Last week, Samuel Jay Keyser talked about student conflict and read from Chapter 13 of his book, Mens et Mania. This week, Jay reads from Chapter 6: Housemaster, in which he details his experiences as the housemaster of MIT's Senior House. An excerpt from this chapter follows the recording.
I became housemaster of Senior House in 1981. Constantine Simonides was the one who offered me the job. Constantine later became a very close friend and advisor. You might not have predicted that if you had been a fly on the wall when he offered me the job. To put it bluntly, when I became housemaster at Senior House, the dormitory was functioning as a storm drain for the other MIT living groups. All of the difficult students were funneled there. These were students incapable of living harmoniously in the more normal dorms. These were the students who snatched fire extinguishers off the walls and ran down the corridors spraying their housemates' doors...
The position is a live-in arrangement, with the housemaster having an apartment located in the dormitory itself. My then wife, Margaret, and I had been residents for less than a week when we were visited by the house president. I remember what he looked like. He had the puffy look of an MIT anti-nerd, someone who worked very hard at his studies, didn't get enough sleep, ate too much pizza, and drank too much beer on the weekends. He had adopted the practiced mien of a hard-bitten leader of the working classes, namely, his fellow antinerds in Senior House. He had thick, black hair and a swarthy complexion. When he came into my apartment, I felt as if I were being boarded by a pirate.
After a few pleasantries--basically an exchange of names--he came straight to the point.
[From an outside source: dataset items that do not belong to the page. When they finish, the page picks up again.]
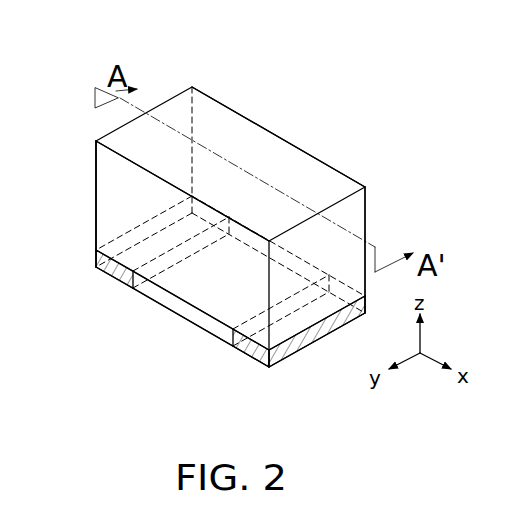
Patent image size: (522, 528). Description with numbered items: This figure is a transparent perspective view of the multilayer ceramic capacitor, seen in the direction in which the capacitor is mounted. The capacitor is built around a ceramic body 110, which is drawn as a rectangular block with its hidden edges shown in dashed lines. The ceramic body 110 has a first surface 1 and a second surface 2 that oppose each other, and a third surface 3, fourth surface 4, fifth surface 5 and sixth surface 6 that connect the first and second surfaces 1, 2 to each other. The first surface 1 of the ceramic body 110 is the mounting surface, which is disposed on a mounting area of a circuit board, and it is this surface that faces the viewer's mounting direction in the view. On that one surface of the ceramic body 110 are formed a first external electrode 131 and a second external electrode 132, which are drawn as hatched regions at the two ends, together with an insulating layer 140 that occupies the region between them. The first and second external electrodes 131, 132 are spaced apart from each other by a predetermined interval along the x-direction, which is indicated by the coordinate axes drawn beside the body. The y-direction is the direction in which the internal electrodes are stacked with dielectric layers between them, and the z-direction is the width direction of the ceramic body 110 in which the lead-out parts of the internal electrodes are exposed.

The first surface 1 is at (217, 314).
The second surface 2 is at (214, 128).
The third surface 3 is at (110, 175).
The fourth surface 4 is at (368, 211).
The fifth surface 5 is at (94, 230).
The sixth surface 6 is at (294, 144).
The ceramic body 110 is at (177, 103).
The first external electrode 131 is at (98, 271).
The second external electrode 132 is at (255, 357).
The insulating layer 140 is at (165, 300).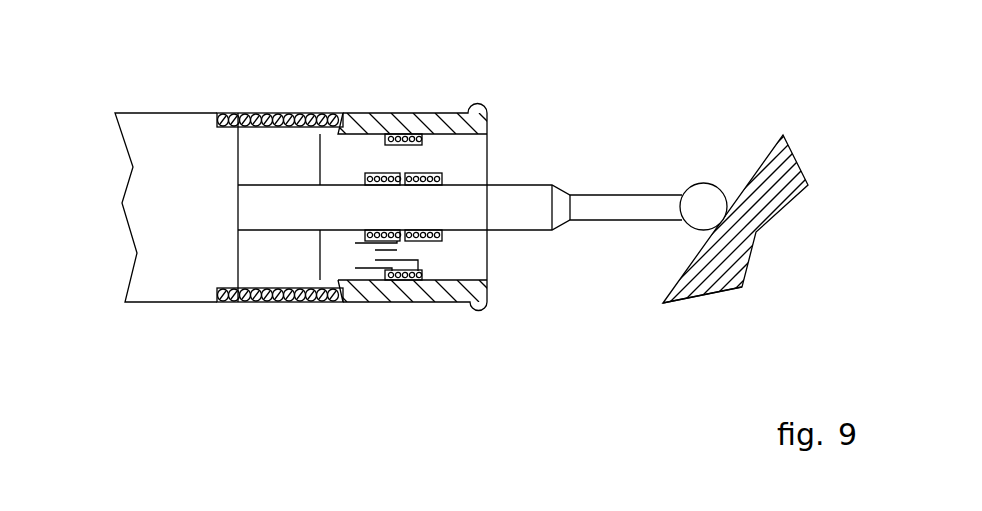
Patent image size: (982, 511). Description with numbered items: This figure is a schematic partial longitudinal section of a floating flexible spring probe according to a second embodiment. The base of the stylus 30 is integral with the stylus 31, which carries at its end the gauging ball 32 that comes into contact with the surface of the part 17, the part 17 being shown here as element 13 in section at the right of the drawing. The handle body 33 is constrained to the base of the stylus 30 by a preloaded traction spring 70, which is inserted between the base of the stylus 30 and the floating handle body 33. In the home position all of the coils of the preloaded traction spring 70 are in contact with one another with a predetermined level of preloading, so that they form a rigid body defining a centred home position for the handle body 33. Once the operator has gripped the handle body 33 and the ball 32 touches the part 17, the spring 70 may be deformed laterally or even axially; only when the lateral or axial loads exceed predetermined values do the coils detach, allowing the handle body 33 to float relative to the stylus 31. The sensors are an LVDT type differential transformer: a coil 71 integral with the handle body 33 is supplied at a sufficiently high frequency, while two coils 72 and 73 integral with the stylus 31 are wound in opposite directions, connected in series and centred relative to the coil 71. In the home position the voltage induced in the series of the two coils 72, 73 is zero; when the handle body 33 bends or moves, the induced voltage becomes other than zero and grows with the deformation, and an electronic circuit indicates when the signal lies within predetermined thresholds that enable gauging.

The base of the stylus 30 is at (155, 137).
The preloaded traction spring 70 is at (257, 118).
The handle body 33 is at (400, 122).
The stylus 31 is at (620, 207).
The gauging ball 32 is at (705, 200).
The actuating lever 13 is at (763, 162).
The part 17 is at (695, 278).
The coil 72 is at (432, 238).
The coil 71 is at (400, 277).
The coil 73 is at (397, 241).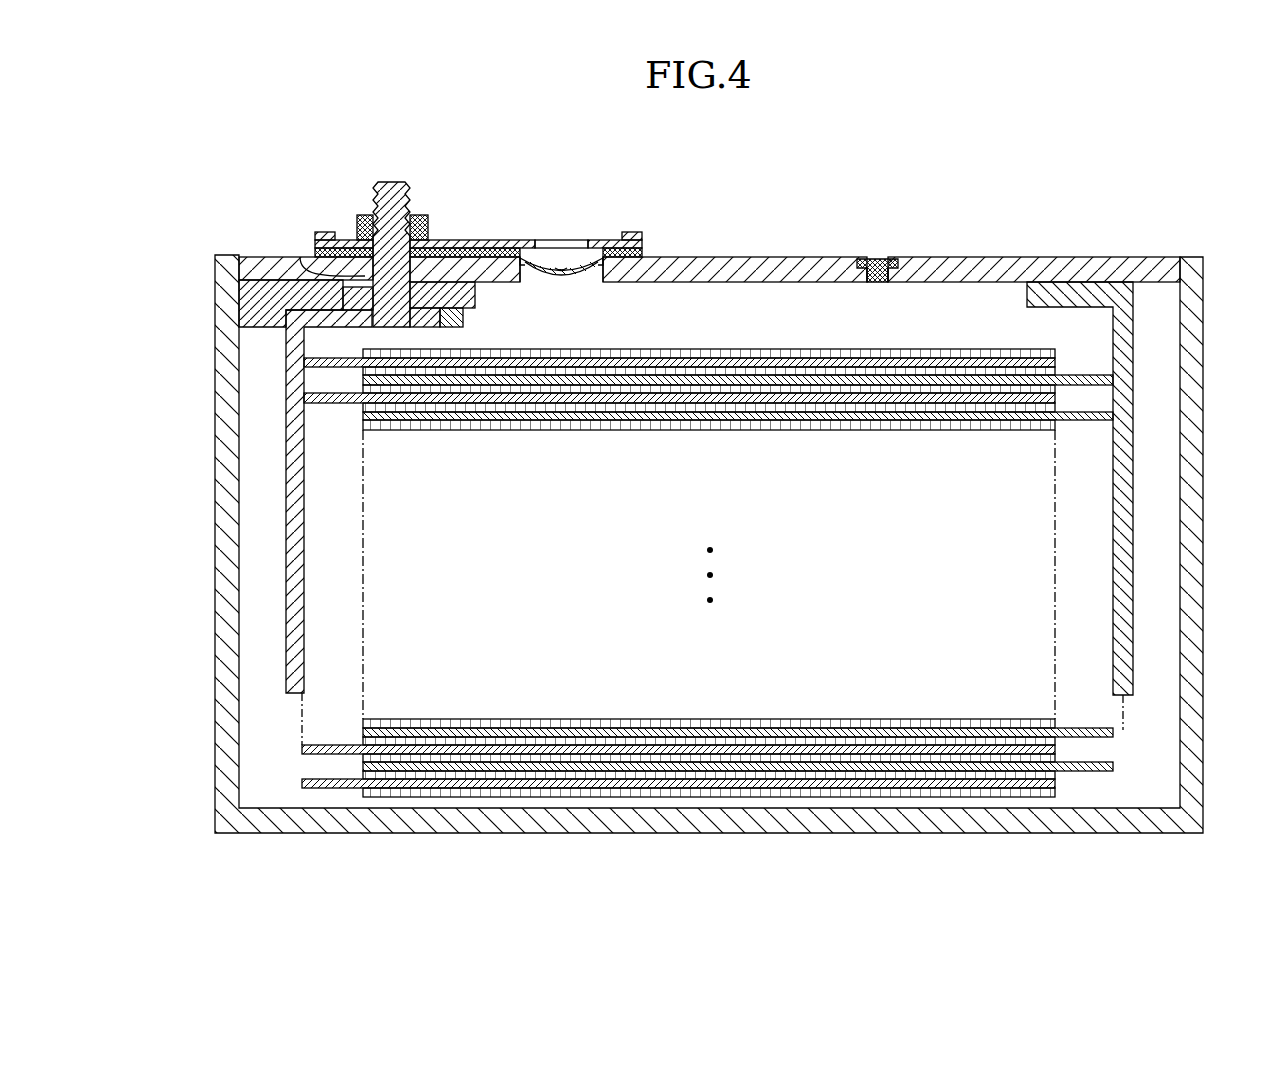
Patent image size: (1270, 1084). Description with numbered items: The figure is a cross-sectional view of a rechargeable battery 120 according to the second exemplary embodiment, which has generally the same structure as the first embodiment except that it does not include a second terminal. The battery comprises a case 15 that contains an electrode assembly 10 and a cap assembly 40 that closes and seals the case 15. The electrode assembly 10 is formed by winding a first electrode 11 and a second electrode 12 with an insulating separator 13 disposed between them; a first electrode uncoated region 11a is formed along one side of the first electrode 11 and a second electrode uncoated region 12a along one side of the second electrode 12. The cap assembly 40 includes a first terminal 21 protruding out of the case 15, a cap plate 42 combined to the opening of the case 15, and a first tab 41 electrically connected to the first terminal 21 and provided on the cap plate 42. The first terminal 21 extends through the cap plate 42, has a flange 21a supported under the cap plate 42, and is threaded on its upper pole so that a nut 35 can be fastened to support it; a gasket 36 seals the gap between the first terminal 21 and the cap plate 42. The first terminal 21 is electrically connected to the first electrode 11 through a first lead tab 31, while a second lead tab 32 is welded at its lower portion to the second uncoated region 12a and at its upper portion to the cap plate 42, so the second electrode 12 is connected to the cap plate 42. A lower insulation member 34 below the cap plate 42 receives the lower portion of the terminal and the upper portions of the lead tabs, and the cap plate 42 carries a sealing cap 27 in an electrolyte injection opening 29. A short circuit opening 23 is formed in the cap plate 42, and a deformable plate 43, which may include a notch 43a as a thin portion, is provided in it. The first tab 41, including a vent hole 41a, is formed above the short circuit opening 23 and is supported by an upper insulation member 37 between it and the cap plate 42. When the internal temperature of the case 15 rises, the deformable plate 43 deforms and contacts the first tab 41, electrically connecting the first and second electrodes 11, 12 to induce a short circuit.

"Your job as housemaster," he said, "is to stay in this apartment and mind your own business. We'll let you know when we need your help."
"We?" I asked.
"The grease," he said. "The house grease."
This was the name for the Senior House government, all elected grease.
"What kind of help?" I asked.
"We may need you to run interference for us with them," and he jerked his head in a direction that I took to mean the rest of MIT. (This incident helped me begin to understand the role of hacking at MIT, but I'll save that for later as well.)
"I'll do my best to be fair," I said.
He gave me an odd look as if to say, "What the hell has that got to do with it?"